The only holdover from former coach Jim Foster's staff, Klein saw Alston both as a freshman who deferred to Tayler Hill and Amber Stokes and attempted just 149 field goals all season, and now as a sophomore who has topped 500 shots. She scored 31 points against Nebraska, 26 points at Purdue and 25 points at Michigan State, but it began when she scored 29 points on opening night against a West Virginia defense that might yield a No. 2 seed.

You saw glimpses of what it's going to look like in the future for us. … We just haven't had many nights where everybody was clicking at their highest level, and that's what we had today.

-- OSU coach Kevin McGuff

"She had to take on some tough kids," Klein said of the game in Morgantown, W.Va. "It was a tough place to play, and she really stepped up. I saw her verbalize to her teammate, and that was one of the things I didn't think that she did as much last year that she's really doing now, is really communicating and really being a leader on the floor and people allowing her to push their level of excellence."

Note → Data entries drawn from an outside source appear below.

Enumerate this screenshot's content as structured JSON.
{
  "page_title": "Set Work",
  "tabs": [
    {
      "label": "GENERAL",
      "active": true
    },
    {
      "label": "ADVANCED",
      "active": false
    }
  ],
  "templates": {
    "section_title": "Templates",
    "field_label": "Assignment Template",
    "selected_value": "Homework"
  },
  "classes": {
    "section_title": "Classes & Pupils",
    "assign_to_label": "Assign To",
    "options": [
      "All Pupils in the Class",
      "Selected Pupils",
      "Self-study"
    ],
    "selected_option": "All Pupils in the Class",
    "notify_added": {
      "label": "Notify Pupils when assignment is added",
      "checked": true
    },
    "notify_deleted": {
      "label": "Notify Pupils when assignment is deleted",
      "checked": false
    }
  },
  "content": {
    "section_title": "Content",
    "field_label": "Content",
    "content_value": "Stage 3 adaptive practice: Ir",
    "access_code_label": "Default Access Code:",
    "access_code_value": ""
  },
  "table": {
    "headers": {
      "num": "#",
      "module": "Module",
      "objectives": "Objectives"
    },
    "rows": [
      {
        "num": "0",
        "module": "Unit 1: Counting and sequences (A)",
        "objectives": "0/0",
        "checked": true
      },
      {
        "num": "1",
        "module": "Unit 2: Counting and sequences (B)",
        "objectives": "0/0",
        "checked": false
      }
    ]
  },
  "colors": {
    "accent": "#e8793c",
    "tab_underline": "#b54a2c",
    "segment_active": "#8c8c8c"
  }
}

If what followed was consistent excellence from either Alston or the Buckeyes, we wouldn't be talking about an upset of sizable proportions in the quarterfinals. If this was normal, Ohio State wouldn't have lost six of its final eight games in the regular season and hit even 40 percent of its shots just twice in that span.

Asked this week what it would take for any team to beat his, Connecticut coach Geno Auriemma said a combination of the opponent playing really well and his team playing poorly. That's how it works in the postseason. Penn State played poorly Friday. Ohio State played out of its mind. Ohio State can't do this all the time. Not yet, at least.

But at the end of a season with its share of frustrations, it can't hurt to see the reward they keep hearing awaits their work.

"He's a great coach," Alston said. "We love Coach McGuff. I thought he did a great job with putting plays together, as far as defensively and offensively. It was all about finishing the game. We're a hard team to play with -- we do a great job playing for 20 minutes. Today was about playing 40 minutes and finishing the game."

A highly touted freshman class arrives next season, along with two transfers. Four seniors will move on. But Alston and Craft are just sophomores. Raven Ferguson, who had 15 points and seven rebounds against Penn State, is just a junior.

"They're all capable," McGuff said. "We just haven't had many nights where everybody was clicking at their highest level, and that's what we had today."

That's easy to say after a win, but that's also the point: Ohio State did win. It still needs two more to make it matter in the present, but the future might already be changing.